The fact that a national historical marker stands on that spot allows, nay, compels, the Cebu City Historical Affairs Commission (CHAC) and the Cebu City Council to allow Mayor Michael Rama—himself no stranger to celebrating Cebuano heritage—to expropriate the property on which it stands. While I can sympathize with the private owners at the loss of property for them, still, they have to realize that a higher and more noble call has been thrust upon them: to give up that property to allow for a grander and more fitting way by which to remind the present and the future about the freedom against Spain that was attained in 1898 by Cebuanos.

And it is not just this particular property that CHAC should convince the owner to sell.

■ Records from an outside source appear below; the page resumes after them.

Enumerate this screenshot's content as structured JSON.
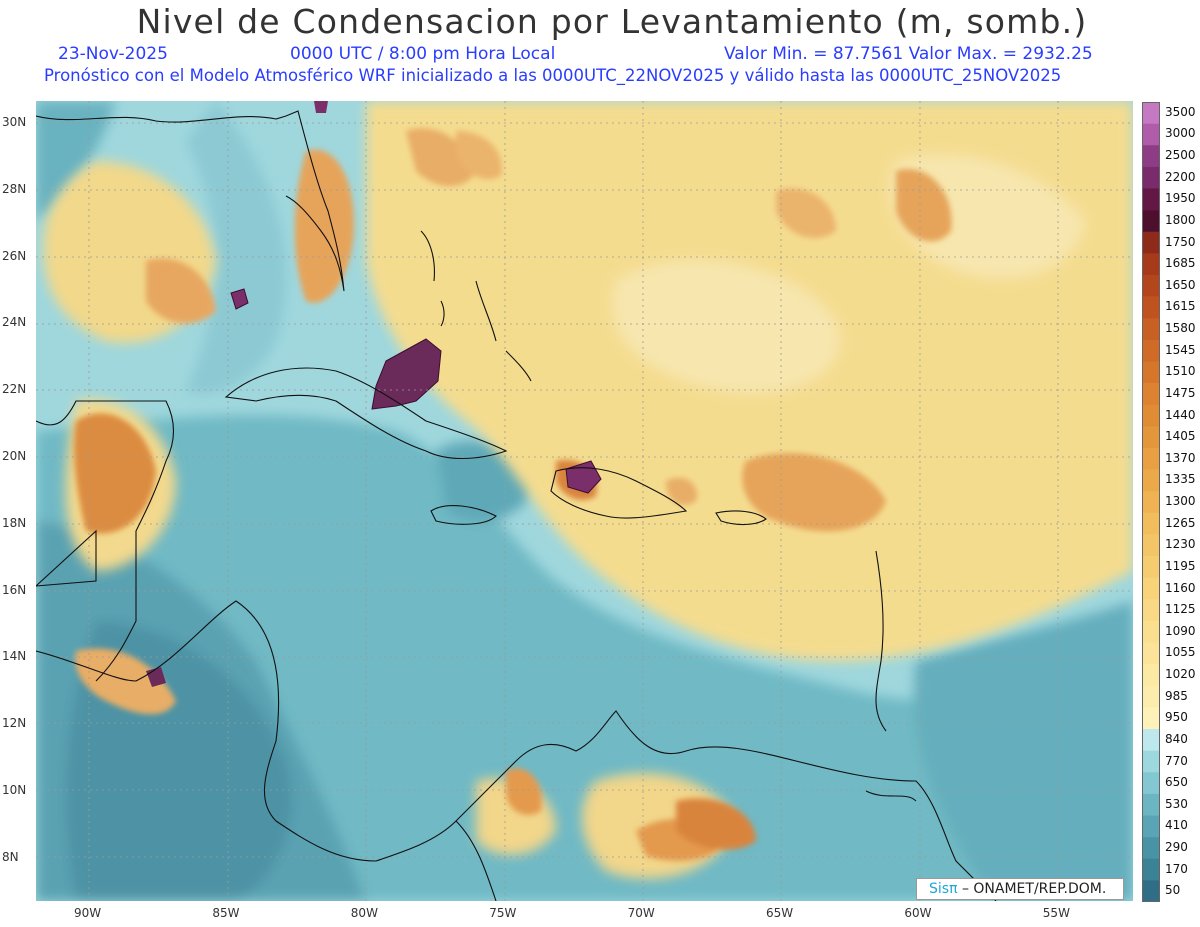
{
  "title": "Nivel de Condensacion por Levantamiento (m, somb.)",
  "date": "23-Nov-2025",
  "time": "0000 UTC / 8:00 pm Hora Local",
  "minmax": "Valor Min. = 87.7561   Valor Max. = 2932.25",
  "forecast": "Pronóstico con el Modelo Atmosférico WRF inicializado a las 0000UTC_22NOV2025 y válido hasta las  0000UTC_25NOV2025",
  "credit": {
    "logo": "Sisπ",
    "text": " –  ONAMET/REP.DOM."
  },
  "lat_labels": [
    "30N",
    "28N",
    "26N",
    "24N",
    "22N",
    "20N",
    "18N",
    "16N",
    "14N",
    "12N",
    "10N",
    "8N"
  ],
  "lon_labels": [
    "90W",
    "85W",
    "80W",
    "75W",
    "70W",
    "65W",
    "60W",
    "55W"
  ],
  "legend": {
    "labels": [
      "3500",
      "3000",
      "2500",
      "2200",
      "1950",
      "1800",
      "1750",
      "1685",
      "1650",
      "1615",
      "1580",
      "1545",
      "1510",
      "1475",
      "1440",
      "1405",
      "1370",
      "1335",
      "1300",
      "1265",
      "1230",
      "1195",
      "1160",
      "1125",
      "1090",
      "1055",
      "1020",
      "985",
      "950",
      "840",
      "770",
      "650",
      "530",
      "410",
      "290",
      "170",
      "50"
    ],
    "colors": [
      "#c679c3",
      "#b05ca9",
      "#8f3c87",
      "#7a2b6b",
      "#631745",
      "#4e0f2e",
      "#8e2a1a",
      "#a63a1a",
      "#b4461e",
      "#c05220",
      "#c85f23",
      "#d06b27",
      "#d6762b",
      "#dc8230",
      "#e08c35",
      "#e4963b",
      "#e8a042",
      "#eca94a",
      "#efb353",
      "#f2bd5c",
      "#f4c566",
      "#f6cc70",
      "#f8d37a",
      "#f9d985",
      "#fadf8f",
      "#fbe499",
      "#fce9a3",
      "#fdedad",
      "#fef2b8",
      "#bde8ec",
      "#9ed8df",
      "#82c7d1",
      "#6cb6c4",
      "#59a4b5",
      "#4993a6",
      "#3b8297",
      "#2f6e86"
    ]
  },
  "map": {
    "region": "Caribe",
    "lat_range": [
      6.5,
      30.6
    ],
    "lon_range": [
      -92.0,
      -52.5
    ],
    "field_colors": {
      "low": "#5aa6b4",
      "mid": "#a8dce0",
      "high": "#f3d88a",
      "very_high": "#e3a355",
      "max": "#7a2e6a"
    }
  }
}
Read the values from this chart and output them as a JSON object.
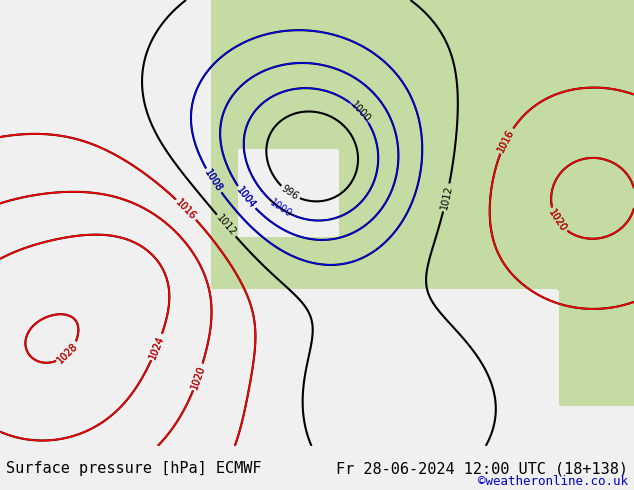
{
  "title_left": "Surface pressure [hPa] ECMWF",
  "title_right": "Fr 28-06-2024 12:00 UTC (18+138)",
  "copyright": "©weatheronline.co.uk",
  "bg_color": "#e8f4e8",
  "land_color": "#c8e6c8",
  "sea_color": "#ddeeff",
  "contour_interval": 4,
  "pressure_min": 996,
  "pressure_max": 1028,
  "font_size_title": 11,
  "font_size_copyright": 9
}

It should be all the properties within at least a 3,000-meter radius with the national marker as base that should be purchased by the city so that if ever a monument to the heroic unfolding of Cebuano patriotism be erected later, there would be enough space for people to sit and ponder on its significance. A park should be built around this spot so that it does not end up like the Cebu Heritage Monument in Parian: so huge but so cramped and so out of place and out of proportion with its surroundings, with cars running at its sides so that people would rather watch the basketball game being played nearby than to pause and ponder about what this humongous structure is doing there.

I wish my friends at CHAC, especially Glenda Gabuya, the executive director, all the best as they find solutions to this ponderous problem of how to reclaim the glory of Tres de Abril. We owe it not just to the descendants of the Katipuneros like Harve Abella but to ourselves as Cebuanos and Filipinos with a sense of history and a respect for the noble actions of those who came before us.